The ACLU’s Dale Ho asked Richman why he had coded some Kansas residents on the suspense list with the last name “Lopez” as foreign and others not, but he did not get a good answer. Then Ho continued with a devastating line of questioning:

Q. Just hypothetically, Dr. Richman, if you came across the name Carlos Murguia, would you code that as foreign or non-foreign?
A. I’m sorry, could you, please, spell the name.
Q. Sure. Carlos, C-a-r-l-o-s, Murguia, M-u-r-g-u-i-a.
A. Probably.
Q. Probably what?
A. Probably would code it as foreign.
Q. Okay. Are you aware that Carlos Murguia is a United States District Court Judge who sits in this courthouse?
A. I am not.”

Another form of voter suppression is strict identification requirements. As it turns out, that is trying to find a problem where none exists.

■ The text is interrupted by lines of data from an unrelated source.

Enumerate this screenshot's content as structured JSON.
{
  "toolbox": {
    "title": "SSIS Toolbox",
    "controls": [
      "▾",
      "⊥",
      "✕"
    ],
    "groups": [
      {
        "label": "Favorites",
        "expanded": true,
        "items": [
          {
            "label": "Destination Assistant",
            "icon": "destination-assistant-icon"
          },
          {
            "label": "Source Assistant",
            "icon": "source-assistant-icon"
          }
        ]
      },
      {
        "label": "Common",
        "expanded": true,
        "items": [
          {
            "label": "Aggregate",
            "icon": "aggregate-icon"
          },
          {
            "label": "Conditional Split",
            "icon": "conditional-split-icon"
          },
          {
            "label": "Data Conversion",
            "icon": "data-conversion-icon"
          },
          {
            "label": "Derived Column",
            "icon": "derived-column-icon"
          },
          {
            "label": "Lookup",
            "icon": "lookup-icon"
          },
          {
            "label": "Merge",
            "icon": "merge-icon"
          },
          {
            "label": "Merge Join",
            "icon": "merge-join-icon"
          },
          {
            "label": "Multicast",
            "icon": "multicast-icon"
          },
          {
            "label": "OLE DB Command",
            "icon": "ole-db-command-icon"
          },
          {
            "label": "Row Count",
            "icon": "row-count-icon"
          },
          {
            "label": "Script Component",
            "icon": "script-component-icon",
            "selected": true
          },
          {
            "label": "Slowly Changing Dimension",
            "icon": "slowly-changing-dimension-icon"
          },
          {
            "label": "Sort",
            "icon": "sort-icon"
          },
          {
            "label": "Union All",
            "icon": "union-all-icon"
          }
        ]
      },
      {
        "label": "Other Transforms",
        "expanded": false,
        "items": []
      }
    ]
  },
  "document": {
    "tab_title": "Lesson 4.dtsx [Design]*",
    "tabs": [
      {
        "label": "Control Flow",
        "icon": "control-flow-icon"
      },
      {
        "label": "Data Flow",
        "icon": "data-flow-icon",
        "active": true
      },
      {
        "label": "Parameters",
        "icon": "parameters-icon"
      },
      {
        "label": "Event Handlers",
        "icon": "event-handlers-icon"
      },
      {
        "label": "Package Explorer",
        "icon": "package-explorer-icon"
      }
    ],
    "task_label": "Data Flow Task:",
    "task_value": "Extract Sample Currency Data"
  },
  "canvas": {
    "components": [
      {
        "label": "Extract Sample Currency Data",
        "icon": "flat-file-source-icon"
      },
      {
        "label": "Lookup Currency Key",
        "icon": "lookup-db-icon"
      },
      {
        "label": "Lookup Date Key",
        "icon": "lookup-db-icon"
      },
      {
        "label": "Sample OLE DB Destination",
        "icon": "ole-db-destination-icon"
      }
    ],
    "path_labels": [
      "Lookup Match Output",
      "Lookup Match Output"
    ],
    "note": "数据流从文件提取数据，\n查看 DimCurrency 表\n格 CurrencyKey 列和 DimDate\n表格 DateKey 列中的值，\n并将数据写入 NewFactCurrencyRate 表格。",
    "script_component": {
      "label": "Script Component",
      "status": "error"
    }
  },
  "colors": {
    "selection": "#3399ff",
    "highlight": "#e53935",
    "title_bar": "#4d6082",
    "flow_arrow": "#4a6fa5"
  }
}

“I had been searching for proof of a single case since the 1980s, anywhere in the United States, in which someone tried to steal an election through impersonation fraud—the only kind of fraud strict voter ID laws are designed to prevent. It is an exceedingly dumb way to steal an election, because one would have to hire people to go to the polls claiming to be someone else, hope that the people being impersonated had not yet voted, hope that the people being paid to commit felonies would actually cast a secret ballot the way the payer wants, and repeat this process undetected on a large enough scale to sway an election. It is no surprise that the News21 database covering a dozen years contained only ten possible individual cases of such fraud, and none involving a conspiracy to steal an election. Election law professor Justin Levitt found thirty-one possible impersonators casting votes out of over a billion votes cast in the United States between 2000 and 2014”

In 2013, when the Supreme Court struck down the Voting Rights Act, Justice Ruth Bader Ginsburg (we will miss you, RBG. Thank you for the trails you’ve blazed and the things you’ve done) wrote:

Justice Ruth Bader Ginsburg wrote a dissent for the four more liberal justices, lamenting that “throwing out preclearance when it has worked and is continuing to work to stop discriminatory changes is like throwing away your umbrella in a rainstorm because you are not getting wet.”

Of course, despite most people (of rational thought) realizing that voter fraud is not a real problem, the GOP is quite successful at implementing a variety of voter suppression laws across the United States.

“Alas, the intellectual collapse of the voter fraud myth has done little to slow down the pace of laws, passed almost exclusively in Republican states, that make it harder to register and vote. Instead, green lights from the Supreme Court have accelerated the pace and deepened the reach of these laws, even as lawsuits and the commission’s failure undermined their premises, and even as some lower courts have rejected or softened some of the more extreme attempts. According to a Brennan Center survey, twenty-five states enacted new restrictions on voting and registration from 2010 to 2018: “14 states have more restrictive voter ID laws in place (and six states have implemented strict photo ID requirements), 12 have laws making it harder for citizens to register, seven cut back on early voting opportunities, and three made it harder to restore voting rights for people with past criminal convictions.”

But not all hope is lost!

“Democrats have learned that campaigning on voter suppression works, for the simple reason that people are offended by efforts to make it harder for them or their friends, relatives, and allies to vote. Voting rights has become a political issue like health care or climate change. The shift toward Democrats in states such as North Carolina was partially a reaction to Republican legislative overreach on voting rules and procedures. The issue of voting rights has caused people to take to the streets, as North Carolina residents did in their “Moral Mondays” marches.”

Only 39 days until the 2020 election.